Inhoudelijk wijst Verweerder op het feit dat hij de houder is van een Benelux en een Internationale merkinschrijving voor het woord/beeldmerk ALLSAFE SELF STORAGE. Dit zou volgens Verweerder aantonen dat hij een gewettigd belang heeft bij de domeinnaam selfstorage.eu.
Inhoudelijk wijst Verweerder op het feit dat hij de houder is van een Benelux en een Internationale merkinschrijving voor het woord/beeldmerk ALLSAFE SELF STORAGE. Dit zou volgens Verweerder aantonen dat hij een gewettigd belang heeft bij de domeinnaam selfstorage.eu.
Behandeling en vaststelling
Naleving formele vereisten
Op 15 februari 2007 verzond het ADR Centrum aan Verweerder een elektronisch bericht met een kennisgeving dat de onderhavige ADR procedure tegen Verweerder was aangevangen. Verweerder heeft geen schriftelijke reactie ingediend binnen de door het ADR Centrum opgegeven termijn. Na daarvan in kennis te zijn gesteld heeft Verweerder bezwaar aangetekend tegen die kennisgeving. Het ADR Centrum heeft daarop gereageerd met de mededeling dat Verweerder op 22 februari 2007 een aantal documenten op het platform heeft geopend en de klacht derhalve uiterlijk op die datum is bezorgd in overeenstemming met de ADR regels.

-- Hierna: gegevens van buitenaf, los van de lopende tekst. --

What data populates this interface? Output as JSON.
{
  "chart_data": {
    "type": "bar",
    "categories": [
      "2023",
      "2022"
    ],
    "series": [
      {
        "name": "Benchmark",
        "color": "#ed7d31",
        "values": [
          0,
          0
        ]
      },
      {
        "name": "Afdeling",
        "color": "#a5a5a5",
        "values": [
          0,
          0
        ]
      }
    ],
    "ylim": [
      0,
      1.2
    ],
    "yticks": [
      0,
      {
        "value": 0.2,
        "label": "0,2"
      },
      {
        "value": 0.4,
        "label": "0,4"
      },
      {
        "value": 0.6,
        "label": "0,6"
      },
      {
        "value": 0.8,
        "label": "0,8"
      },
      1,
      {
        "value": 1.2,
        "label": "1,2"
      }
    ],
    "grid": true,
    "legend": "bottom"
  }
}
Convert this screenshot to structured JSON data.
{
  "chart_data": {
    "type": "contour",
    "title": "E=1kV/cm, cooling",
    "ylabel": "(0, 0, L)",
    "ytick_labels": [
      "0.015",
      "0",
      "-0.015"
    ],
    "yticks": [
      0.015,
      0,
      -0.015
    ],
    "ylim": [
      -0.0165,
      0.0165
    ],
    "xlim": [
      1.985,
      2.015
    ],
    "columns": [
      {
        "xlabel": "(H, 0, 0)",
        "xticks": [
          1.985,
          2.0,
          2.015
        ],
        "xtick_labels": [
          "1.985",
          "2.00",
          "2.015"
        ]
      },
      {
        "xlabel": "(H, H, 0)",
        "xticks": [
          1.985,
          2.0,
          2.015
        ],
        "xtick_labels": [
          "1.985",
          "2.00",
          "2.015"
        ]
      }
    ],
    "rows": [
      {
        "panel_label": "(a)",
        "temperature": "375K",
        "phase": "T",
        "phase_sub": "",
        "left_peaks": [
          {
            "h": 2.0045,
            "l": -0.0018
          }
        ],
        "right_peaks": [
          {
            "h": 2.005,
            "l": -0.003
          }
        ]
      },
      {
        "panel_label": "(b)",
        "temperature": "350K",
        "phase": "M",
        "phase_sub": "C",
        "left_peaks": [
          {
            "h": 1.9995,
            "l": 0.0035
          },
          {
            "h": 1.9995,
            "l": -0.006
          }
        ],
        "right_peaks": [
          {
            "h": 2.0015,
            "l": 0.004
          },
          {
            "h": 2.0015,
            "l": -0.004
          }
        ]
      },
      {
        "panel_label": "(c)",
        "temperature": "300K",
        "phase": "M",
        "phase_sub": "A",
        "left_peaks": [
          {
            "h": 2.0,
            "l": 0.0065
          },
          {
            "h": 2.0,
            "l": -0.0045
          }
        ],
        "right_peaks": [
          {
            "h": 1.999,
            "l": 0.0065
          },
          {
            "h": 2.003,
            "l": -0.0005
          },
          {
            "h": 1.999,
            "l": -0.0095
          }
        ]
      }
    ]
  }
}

Uit artikel B 3(a) van de ADR regels volgt dat de termijn van 30 werkdagen voor het indienen van de schriftelijke reactie begint na toezending van de Klacht aan Verweerder in overeenstemming met de regels voor het verzenden van mededelingen in artikel A2(b) van diezelfde regels. Een elektronische kennisgeving wordt volgens dat artikel slechts beschouwd als ontvangen als de Verweerder binnen 5 dagen na verzending de ontvangst heeft bevestigd. Dat heeft Verweerder niet gedaan en de kennisgeving is vervolgens ook niet op de vereiste alternatieve wijzen als vermeld in onderdeel (ii) van dat artikel verzonden aan Verweerder. De bewuste termijn is derhalve niet volgens de ADR regels ingegaan op 22 februari 2007.
Het ADR Centrum heeft Verweerder gewezen op de mogelijkheid om middels een nonstandard mededeling alsnog verweer te voeren. Van deze mogelijkheid heeft Verweerder op 2 mei 2007 (beperkt) gebruik gemaakt.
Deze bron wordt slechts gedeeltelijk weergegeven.